The nurse swallowed. "Some of us are leaving the shelter," she said. "We heard about a place past the desert. There's enough water for everyone."
"When you leaving?"
"Soon."
Cadie thought of what Evelyn had found in the desert and shuddered. "Good luck."
The nurse nodded tightly.
Cadie gestured at Evelyn. "Can I be with her for a minute? Alone?" When the nurse left the room, Cadie went to sit on the edge of Evelyn's bed. She couldn't tell if Evelyn was breathing or not. Her chest didn't move. Maybe she had died, Cadie thought, and this thing--this spider's cocoon--was all that remained.
She reached out and pressed her palm against the jeweled chest. A tremor moved through the hard surface. A heartbeat? A breath? Cadie pressed harder.
Another tremor came, this one stronger. Evelyn's body moved visibly and then, with a sound like a sigh, collapsed into red dust.
Cadie let out a small cry and pushed herself off the bed. The dust slipped from the bed and onto the floor.
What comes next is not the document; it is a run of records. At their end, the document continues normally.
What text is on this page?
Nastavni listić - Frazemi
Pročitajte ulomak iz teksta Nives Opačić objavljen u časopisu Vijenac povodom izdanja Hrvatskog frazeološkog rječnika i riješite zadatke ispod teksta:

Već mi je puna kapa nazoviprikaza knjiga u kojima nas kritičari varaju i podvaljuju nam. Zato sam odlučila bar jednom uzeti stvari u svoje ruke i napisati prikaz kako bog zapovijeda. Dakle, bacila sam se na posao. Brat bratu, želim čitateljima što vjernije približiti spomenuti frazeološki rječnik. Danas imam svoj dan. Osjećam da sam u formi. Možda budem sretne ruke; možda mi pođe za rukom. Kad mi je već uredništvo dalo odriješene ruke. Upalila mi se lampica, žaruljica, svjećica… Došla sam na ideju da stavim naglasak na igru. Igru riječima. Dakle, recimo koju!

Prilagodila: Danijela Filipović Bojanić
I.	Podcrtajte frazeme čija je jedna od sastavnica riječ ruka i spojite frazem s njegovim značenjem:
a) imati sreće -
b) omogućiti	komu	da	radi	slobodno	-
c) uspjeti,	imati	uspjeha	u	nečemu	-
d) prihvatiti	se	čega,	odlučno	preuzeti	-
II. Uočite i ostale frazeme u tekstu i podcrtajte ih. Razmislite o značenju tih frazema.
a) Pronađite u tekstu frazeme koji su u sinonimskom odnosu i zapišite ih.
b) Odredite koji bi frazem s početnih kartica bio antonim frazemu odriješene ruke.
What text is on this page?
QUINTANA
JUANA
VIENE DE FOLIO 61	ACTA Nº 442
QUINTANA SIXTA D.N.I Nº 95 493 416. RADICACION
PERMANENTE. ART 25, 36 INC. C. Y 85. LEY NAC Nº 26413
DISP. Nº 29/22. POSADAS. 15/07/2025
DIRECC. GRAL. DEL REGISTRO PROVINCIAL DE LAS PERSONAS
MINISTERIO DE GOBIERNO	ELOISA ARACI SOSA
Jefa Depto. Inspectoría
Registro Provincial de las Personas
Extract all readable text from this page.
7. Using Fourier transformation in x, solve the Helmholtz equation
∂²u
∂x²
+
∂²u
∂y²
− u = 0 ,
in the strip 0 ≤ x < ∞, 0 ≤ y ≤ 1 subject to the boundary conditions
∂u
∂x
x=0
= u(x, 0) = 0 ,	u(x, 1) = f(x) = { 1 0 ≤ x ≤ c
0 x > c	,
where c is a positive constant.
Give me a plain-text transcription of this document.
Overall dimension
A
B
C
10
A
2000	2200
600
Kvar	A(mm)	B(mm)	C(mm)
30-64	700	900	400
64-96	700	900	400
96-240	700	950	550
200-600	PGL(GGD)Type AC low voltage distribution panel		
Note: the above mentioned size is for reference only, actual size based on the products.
She took a step back to keep from standing in its path.
As she watched, the red sand moved across the floor and then up the wall to the window. It remained there for a moment, poised on the ledge, and spilled over the other side.
Cadie ran to the window.
"Wait!"
She climbed out into the hot, dry night, and landed in the empty shelter yard. She scanned the horizon. In the distance, the glassy figure of Evelyn stood silhouetted against the bruise-colored sky.
Cadie ran to her.
"Evelyn, can you still hear me?" She searched the crystalline face for some sign of life. "Do you understand me?"
The thing that had been Evelyn said and did nothing.
Cadie reached out and clasped one of the gemstone hands. "Don't leave me."
Something broke off in her fingers.
Cadie looked down. On her palm sat a large red cluster, rough as an unfinished ruby.
Sometimes you got to let go of one thing...
When Cadie looked up, Evelyn fell to dust again. The crimson particles moved as if a wind blew them, dispersing over the ground. Within minutes, Cadie couldn't see them at all. All that remained of Evelyn now lay in her hand.
What was she supposed to do? She could go with the nurse and the others, looking for some oasis in the desert. The idea held little appeal for her, though. Her only friend was gone. The desert was full of knives and thieves who would steal a young girl's tongue. But staying at the shelter without water meant death. She wanted to be with Evelyn. She would be with Evelyn.
She stared at the jewel for a long while before pressing it to a bare patch of skin on her arm. She held it there until it smoothed beneath her palm.
Cadie held up her arm under the light of the moon, turned it this way and that. She marveled at the beauty of her new skin. It shone as if she had made it herself out of stars pulled down from the sky.